In the publicity surrounding the points Father Jenkins has made, he also says he is “following the document of the bishops” by “laying a basis for engagement with the president on this issue.” I indicated that I, like many others, will await to see what the follow up is on this issue between Notre Dame and President Obama.

6. As I have said in a recent interview and which I have said to Father Jenkins, it would be one thing to bring the president here for a discussion on healthcare or immigration, and no person of goodwill could rightly oppose this. We have here, however, the granting of an honorary degree of law to someone whose activities both as president and previously, have been altogether supportive of laws against the dignity of the human person yet to be born.

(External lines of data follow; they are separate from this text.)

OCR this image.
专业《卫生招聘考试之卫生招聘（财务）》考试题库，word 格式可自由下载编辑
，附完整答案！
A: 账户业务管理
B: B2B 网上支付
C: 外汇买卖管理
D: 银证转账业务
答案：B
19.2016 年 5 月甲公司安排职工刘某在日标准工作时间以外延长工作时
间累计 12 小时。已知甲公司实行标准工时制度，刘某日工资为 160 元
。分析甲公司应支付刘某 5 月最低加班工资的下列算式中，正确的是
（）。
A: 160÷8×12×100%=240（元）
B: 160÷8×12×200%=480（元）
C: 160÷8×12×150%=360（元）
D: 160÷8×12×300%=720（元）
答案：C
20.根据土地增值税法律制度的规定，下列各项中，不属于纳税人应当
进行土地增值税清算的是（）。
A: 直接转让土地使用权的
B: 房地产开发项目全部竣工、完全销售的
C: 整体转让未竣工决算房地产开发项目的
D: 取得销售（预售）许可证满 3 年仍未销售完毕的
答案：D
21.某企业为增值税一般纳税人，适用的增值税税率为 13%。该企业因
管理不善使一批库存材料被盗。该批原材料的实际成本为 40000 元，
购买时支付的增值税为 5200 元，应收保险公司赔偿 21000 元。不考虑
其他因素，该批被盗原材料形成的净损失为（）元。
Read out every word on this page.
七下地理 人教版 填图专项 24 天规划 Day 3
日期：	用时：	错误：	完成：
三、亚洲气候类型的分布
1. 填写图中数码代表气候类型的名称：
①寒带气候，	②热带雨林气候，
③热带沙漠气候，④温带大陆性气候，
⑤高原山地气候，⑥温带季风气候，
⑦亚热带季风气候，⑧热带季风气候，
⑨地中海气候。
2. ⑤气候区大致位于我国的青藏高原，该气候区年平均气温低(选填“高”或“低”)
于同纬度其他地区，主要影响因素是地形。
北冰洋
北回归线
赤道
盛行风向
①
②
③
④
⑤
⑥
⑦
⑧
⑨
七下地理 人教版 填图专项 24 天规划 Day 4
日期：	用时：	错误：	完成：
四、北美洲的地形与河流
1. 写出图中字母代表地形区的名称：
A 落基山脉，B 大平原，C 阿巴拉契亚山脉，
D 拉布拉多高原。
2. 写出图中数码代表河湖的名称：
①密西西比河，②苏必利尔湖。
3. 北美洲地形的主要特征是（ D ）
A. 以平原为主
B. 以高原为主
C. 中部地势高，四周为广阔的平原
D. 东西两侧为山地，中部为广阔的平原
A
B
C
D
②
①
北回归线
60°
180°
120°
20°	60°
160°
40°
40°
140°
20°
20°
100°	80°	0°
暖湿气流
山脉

In my letter, I have also asked Father Jenkins to correct, and if possible, withdraw the erroneous talking points, which appeared in the South Bend Tribune and in other media outlets across the country. The statements which Father Jenkins has made are simply wrong and give a flawed justification for his actions.

I consider it now settled — that the USCCB document, “Catholics in Public Life,” does indeed apply in this matter.

The failure to consult the local bishop who, whatever his unworthiness, is the teacher and lawgiver in the diocese, is a serious mistake. Proper consultation could have prevented an action, which has caused such painful division between Notre Dame and many bishops — and a large number of the faithful.

That division must be addressed through prayer and action, and I pledge to work with Father Jenkins and all at Notre Dame to heal the terrible breach which has taken place between Notre Dame and the church. It cannot be allowed to continue.

I ask all to pray that this healing will take place in a way that is substantial and true, and not illusory. Notre Dame and Father Jenkins must do their part if this healing is to take place. I will do my part.